1. ## Airy Function problem

The Airy function Ai(x) is one of the solutions to the differential equation y''-xy=0. I'm trying to figure out the (similar, corresponding) differential equation that has Ai(m*x+b) as a solution. I've tried several ways of performing the calculus and change of variables, and keep getting different answers.

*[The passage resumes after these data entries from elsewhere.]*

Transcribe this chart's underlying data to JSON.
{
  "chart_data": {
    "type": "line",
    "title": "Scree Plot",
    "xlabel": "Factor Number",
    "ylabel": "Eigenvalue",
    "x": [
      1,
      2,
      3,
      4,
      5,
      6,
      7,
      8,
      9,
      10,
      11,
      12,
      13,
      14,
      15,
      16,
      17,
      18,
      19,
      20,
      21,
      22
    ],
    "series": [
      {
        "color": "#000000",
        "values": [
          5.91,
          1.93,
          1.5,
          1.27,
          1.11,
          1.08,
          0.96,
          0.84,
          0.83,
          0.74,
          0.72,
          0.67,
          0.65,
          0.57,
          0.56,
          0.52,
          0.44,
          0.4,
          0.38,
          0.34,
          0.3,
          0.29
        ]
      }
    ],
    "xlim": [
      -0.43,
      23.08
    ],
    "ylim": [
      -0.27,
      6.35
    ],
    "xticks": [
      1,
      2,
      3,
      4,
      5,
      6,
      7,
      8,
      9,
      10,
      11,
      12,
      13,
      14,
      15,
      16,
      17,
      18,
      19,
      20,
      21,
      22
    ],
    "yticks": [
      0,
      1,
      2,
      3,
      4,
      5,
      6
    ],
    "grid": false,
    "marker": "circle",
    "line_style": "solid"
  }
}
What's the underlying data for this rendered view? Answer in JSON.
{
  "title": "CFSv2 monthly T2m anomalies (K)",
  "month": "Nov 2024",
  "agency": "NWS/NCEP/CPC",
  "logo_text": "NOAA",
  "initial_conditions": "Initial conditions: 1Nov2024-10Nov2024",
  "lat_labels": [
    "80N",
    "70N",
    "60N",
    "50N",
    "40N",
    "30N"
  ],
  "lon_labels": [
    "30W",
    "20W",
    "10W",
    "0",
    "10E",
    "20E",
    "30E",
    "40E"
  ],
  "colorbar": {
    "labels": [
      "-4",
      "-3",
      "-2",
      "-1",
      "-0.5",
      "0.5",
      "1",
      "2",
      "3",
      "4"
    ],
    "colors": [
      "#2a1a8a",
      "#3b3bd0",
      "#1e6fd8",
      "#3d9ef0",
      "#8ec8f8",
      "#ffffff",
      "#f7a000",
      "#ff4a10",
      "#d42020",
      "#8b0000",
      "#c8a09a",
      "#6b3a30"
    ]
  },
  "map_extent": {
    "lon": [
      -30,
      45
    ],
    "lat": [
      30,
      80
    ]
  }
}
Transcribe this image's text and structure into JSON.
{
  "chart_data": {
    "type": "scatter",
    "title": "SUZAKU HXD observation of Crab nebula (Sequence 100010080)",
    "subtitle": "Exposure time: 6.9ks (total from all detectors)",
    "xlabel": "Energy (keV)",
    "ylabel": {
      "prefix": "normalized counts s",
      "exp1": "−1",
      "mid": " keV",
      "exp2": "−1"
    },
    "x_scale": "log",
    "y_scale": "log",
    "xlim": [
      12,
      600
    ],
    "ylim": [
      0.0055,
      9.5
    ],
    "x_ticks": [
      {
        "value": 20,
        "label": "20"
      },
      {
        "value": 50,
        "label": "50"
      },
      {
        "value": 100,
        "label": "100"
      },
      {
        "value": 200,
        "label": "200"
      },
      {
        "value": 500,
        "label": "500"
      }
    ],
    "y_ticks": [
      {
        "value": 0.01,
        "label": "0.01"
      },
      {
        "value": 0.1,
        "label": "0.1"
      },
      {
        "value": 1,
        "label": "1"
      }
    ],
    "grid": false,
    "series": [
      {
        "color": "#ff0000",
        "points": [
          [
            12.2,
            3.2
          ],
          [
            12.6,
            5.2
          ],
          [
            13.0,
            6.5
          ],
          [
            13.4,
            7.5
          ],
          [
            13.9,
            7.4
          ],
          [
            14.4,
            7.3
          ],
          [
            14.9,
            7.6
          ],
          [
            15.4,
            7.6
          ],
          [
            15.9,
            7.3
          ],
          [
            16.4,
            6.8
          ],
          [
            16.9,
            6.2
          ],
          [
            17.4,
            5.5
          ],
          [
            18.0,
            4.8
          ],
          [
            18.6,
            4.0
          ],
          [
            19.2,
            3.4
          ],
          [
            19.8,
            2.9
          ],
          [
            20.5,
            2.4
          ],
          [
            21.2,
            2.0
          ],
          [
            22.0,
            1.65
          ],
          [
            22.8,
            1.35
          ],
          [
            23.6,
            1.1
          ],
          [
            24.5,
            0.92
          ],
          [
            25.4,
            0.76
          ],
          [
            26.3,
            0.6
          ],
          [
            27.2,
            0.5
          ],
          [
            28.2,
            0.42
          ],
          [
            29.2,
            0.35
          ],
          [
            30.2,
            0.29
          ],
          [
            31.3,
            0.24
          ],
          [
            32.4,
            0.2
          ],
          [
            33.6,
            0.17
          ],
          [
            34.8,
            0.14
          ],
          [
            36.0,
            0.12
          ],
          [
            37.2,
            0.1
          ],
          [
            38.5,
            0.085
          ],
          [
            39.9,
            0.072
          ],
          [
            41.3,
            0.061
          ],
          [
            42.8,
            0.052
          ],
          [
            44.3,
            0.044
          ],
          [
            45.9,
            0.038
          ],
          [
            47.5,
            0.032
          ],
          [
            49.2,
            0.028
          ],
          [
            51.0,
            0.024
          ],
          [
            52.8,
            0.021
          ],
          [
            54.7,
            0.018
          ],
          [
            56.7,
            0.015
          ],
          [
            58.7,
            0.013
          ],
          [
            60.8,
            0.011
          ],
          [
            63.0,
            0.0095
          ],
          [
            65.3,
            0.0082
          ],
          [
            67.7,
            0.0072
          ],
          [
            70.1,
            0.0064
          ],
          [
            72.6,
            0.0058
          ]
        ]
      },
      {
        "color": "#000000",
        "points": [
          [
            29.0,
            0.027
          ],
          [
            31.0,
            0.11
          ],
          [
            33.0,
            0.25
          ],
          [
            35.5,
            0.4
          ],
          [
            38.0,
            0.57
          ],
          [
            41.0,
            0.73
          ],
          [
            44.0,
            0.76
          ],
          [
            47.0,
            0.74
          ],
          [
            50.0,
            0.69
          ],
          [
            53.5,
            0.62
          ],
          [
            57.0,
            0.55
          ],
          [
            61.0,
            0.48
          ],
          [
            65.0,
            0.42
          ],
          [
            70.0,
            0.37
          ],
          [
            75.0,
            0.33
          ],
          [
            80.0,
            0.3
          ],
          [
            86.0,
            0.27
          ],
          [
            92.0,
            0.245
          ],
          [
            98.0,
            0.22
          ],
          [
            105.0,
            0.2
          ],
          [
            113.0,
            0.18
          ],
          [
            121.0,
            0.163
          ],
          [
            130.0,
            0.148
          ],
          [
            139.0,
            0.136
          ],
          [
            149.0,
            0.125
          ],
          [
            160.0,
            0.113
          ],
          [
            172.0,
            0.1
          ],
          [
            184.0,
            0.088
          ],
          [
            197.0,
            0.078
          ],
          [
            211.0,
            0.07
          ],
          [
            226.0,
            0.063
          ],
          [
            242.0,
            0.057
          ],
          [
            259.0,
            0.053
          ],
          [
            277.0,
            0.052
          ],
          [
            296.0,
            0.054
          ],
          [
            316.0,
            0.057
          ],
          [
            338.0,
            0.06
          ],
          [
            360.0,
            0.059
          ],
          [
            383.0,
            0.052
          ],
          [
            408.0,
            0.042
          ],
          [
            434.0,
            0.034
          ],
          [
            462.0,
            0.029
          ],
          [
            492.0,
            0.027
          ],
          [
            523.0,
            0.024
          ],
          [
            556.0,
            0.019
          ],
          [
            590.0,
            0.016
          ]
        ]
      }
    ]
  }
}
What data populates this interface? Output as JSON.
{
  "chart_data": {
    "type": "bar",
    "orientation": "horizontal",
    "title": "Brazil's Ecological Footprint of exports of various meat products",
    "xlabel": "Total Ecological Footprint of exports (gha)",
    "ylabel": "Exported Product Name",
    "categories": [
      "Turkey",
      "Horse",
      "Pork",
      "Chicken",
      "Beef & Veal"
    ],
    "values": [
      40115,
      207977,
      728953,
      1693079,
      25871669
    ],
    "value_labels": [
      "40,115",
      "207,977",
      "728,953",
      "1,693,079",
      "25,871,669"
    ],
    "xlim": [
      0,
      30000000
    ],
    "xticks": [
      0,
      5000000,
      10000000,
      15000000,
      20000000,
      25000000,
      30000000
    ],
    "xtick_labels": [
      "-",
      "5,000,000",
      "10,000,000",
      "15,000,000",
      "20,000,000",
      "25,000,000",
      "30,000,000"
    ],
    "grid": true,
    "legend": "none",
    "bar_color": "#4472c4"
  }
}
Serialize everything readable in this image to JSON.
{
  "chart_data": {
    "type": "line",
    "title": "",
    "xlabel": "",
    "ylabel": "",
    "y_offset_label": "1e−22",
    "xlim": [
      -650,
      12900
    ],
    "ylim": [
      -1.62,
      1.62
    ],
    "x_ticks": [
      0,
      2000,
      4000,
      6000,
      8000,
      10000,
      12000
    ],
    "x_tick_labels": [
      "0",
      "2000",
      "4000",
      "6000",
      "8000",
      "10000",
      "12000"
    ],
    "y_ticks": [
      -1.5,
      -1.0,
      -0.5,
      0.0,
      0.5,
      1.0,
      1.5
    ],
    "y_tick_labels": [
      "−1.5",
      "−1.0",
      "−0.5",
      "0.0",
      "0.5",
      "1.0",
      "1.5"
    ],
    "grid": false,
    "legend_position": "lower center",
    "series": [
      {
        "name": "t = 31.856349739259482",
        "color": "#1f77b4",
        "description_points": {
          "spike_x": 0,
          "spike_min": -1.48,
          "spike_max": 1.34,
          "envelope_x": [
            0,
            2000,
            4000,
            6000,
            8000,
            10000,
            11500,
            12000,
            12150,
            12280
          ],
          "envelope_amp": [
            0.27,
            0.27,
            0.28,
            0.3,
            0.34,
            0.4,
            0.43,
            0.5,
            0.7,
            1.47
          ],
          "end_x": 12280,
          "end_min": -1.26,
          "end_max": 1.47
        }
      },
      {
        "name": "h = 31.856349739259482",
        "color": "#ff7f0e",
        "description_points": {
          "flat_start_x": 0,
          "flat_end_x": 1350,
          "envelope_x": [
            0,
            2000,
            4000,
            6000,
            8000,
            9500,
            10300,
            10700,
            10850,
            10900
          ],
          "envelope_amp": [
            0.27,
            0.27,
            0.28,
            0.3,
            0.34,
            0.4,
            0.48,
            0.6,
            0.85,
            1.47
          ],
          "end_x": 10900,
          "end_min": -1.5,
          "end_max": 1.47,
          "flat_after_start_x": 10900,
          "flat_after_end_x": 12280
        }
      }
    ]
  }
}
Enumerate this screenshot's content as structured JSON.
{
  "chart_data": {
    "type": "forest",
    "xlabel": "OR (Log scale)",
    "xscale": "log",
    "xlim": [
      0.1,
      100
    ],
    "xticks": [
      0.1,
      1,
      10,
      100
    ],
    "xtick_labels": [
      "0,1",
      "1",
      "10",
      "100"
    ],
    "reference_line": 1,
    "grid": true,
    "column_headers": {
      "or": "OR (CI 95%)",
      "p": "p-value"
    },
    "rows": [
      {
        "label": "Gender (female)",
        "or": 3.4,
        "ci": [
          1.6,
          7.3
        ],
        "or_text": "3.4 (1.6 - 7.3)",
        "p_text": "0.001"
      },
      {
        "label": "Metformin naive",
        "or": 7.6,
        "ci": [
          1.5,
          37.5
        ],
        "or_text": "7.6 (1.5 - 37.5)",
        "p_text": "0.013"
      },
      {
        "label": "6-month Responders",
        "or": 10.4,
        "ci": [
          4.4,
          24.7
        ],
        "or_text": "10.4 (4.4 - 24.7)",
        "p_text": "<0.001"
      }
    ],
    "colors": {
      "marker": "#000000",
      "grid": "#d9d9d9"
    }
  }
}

This one looks the most correct, but I'm not sure why I'm getting other answers:

Let $\displaystyle u=mx+b$. Now, we know:
$\displaystyle \frac{d^2}{du^2}y=u\cdot{y}(u)$ (Airy's equation)
Now, via the chain rule, $\displaystyle \frac{dy}{dx}=\frac{dy}{du}\frac{du}{dx}=m\frac{dy }{du}$,and thus $\displaystyle \frac{d^2y}{dx^2}=m^2\frac{dy}{du}$
So
$\displaystyle \frac{d^2y}{dx^2}=m^2\frac{dy}{du}=m^2uy(u)=m^2(mx +b)y(mx+b)$
so Ai(m*x+b) would be the solution to $\displaystyle y''-m^2(mx+b)y=0$ by this arguement.
Does this make sense?

--Kevin C.

2. Originally Posted by TwistedOne151
The Airy function Ai(x) is one of the solutions to the differential equation y''-xy=0. I'm trying to figure out the (similar, corresponding) differential equation that has Ai(m*x+b) as a solution. I've tried several ways of performing the calculus and change of variables, and keep getting different answers. This one looks the most correct, but I'm not sure why I'm getting other answers:

Let $\displaystyle u=mx+b$. Now, we know:
$\displaystyle \frac{d^2}{du^2}y=u\cdot{y}(u)$ (Airy's equation)
Now, via the chain rule, $\displaystyle \frac{dy}{dx}=\frac{dy}{du}\frac{du}{dx}=m\frac{dy }{du}$,and thus $\displaystyle \frac{d^2y}{dx^2}=m^2\frac{dy}{du}$
So
$\displaystyle \frac{d^2y}{dx^2}=m^2\frac{dy}{du}=m^2uy(u)=m^2(mx +b)y(mx+b)$
so Ai(m*x+b) would be the solution to $\displaystyle y''-m^2(mx+b)y=0$ by this arguement.
Does this make sense?

--Kevin C.
I think it's easier to see when the DE is written as $\displaystyle \frac{1}{m^2} \frac{d^2 y}{d x^2} - (mx + b) y = 0$. It's immediately obvious that the substitution u = mx + b gives $\displaystyle \frac{d^2 y}{d u^2} - u y = 0$ .....